My life sentence. It may be not be pretty, but with any luck, it's going to be a long one, and I'd rather write it myself than wait for Steinbeck's nameless, faceless jury to do it for me.

I guess I'd better get started.

Wednesday, September 3, 2008

Now I Ain't Sayin' She's a Gold Digger


A random thought occurred to me as I was driving to work this morning, listening to a crappy British novel on CD:


I really appreciate the British colloquialism, "Sort it out." As in, "Charlie, why don't you go sort it out," or "What a poor sod! She really just needs to sort herself out." (Mostly I just wanted to use the word "sod" there... yet another wonderful quirky British linguistic creation. It always makes me think of humans as a giant, grassy hunk of dirt and soil, which quite frankly, they sometimes are)




Anyway, it's not something you hear that often in American conversation, or at least not in that sense. I really like it because it brings to mind images of the aforementioned "poor sod" sitting in a corner, attempting to sift through all the clutter, panning to find a glimpse or two of herself amongst all the mess that is life. Perhaps this is particularly poignant for me, since this is what I've spent a great deal of my time doing lately....without much success, I might add. I feel as though I'm digging through loads and loads of crap: of tv shows, novels, gossip rags, real friends, facebook friends, distorted emotions, the jagged edges of opinions from my parents, and layer upon layer of amorphous memories in a vain attempt to spot the gleam of some small, authentic shard of...me.

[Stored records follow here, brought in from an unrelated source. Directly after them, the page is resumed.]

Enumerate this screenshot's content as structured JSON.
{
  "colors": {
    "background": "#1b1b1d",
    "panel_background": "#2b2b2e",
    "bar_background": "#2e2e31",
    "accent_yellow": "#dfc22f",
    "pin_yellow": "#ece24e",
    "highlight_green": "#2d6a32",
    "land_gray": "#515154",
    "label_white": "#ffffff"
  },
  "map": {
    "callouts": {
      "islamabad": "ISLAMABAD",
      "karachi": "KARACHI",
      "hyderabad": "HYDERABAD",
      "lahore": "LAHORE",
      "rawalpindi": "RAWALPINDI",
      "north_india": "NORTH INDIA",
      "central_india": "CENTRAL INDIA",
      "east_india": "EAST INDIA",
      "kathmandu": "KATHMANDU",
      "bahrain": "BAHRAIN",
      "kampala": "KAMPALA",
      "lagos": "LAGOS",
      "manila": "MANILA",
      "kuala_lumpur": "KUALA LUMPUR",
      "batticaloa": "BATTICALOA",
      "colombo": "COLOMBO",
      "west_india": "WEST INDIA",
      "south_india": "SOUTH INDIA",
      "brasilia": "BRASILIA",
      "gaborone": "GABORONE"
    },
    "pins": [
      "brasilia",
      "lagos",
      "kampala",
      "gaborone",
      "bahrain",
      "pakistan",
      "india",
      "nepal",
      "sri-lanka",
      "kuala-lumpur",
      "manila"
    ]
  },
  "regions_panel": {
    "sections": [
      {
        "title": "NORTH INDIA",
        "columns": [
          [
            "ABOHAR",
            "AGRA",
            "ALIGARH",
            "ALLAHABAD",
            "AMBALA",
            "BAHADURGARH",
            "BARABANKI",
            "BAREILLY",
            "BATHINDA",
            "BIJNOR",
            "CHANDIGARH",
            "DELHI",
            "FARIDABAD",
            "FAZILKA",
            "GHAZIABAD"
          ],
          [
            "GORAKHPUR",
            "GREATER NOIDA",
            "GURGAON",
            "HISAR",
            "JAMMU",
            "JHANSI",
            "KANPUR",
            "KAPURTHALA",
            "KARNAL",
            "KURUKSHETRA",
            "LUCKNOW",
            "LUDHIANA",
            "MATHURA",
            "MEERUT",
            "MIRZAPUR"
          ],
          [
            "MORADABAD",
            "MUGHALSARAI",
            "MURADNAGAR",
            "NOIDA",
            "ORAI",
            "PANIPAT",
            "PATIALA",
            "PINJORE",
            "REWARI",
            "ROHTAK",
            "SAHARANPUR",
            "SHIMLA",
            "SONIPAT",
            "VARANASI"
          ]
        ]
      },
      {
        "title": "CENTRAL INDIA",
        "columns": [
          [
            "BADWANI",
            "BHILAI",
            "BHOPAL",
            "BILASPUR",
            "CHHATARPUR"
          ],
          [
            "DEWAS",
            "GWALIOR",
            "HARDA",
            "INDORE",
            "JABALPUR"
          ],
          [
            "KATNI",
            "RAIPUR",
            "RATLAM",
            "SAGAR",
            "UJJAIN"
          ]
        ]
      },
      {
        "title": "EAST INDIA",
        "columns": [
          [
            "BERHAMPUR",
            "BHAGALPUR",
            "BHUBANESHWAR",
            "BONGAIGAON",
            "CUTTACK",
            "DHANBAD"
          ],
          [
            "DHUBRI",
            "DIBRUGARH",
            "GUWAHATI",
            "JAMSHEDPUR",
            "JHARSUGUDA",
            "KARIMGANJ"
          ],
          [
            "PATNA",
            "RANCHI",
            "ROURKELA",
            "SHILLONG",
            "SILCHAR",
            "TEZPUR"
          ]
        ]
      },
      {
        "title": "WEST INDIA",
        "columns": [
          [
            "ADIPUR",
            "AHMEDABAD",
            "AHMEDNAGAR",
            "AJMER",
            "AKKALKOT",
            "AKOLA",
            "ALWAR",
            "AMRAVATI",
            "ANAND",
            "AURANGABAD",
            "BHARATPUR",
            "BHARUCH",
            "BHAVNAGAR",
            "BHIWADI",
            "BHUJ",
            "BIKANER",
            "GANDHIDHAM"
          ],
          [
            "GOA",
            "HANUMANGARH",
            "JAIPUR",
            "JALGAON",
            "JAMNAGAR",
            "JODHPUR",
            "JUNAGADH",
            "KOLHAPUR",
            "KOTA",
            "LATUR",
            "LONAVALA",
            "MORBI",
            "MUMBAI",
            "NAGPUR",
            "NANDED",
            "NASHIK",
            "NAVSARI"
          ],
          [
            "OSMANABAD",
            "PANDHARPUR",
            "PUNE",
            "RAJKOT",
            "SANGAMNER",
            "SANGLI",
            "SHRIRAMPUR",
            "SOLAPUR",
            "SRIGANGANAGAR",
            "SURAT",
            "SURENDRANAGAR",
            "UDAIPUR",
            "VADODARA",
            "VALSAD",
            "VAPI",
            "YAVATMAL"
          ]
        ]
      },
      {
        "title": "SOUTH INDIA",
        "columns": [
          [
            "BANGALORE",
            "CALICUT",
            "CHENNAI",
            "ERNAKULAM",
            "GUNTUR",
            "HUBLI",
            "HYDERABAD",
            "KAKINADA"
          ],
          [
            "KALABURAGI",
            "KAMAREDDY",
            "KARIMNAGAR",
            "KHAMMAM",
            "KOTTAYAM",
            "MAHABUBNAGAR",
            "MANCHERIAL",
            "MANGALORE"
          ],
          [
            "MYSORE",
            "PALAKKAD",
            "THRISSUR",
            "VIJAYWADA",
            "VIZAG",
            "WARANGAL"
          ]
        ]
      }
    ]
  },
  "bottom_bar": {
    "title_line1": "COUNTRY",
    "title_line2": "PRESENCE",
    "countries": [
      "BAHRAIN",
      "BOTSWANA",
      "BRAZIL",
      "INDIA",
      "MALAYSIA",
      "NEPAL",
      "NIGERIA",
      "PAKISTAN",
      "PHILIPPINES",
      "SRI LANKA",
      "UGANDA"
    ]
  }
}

Perhaps this is the task of most twentysomethings: to sort through the massive mine of stuff that has composed our lives thus far and find the precious pieces of whatever that will make it all worthwhile. I guess that's what I am for now: a metaphorical gold-digger. Hopefully soon I will find the small fleck amongst the debris that will make it worth the risk for me to venture out and seize whatever adventure lies ahead.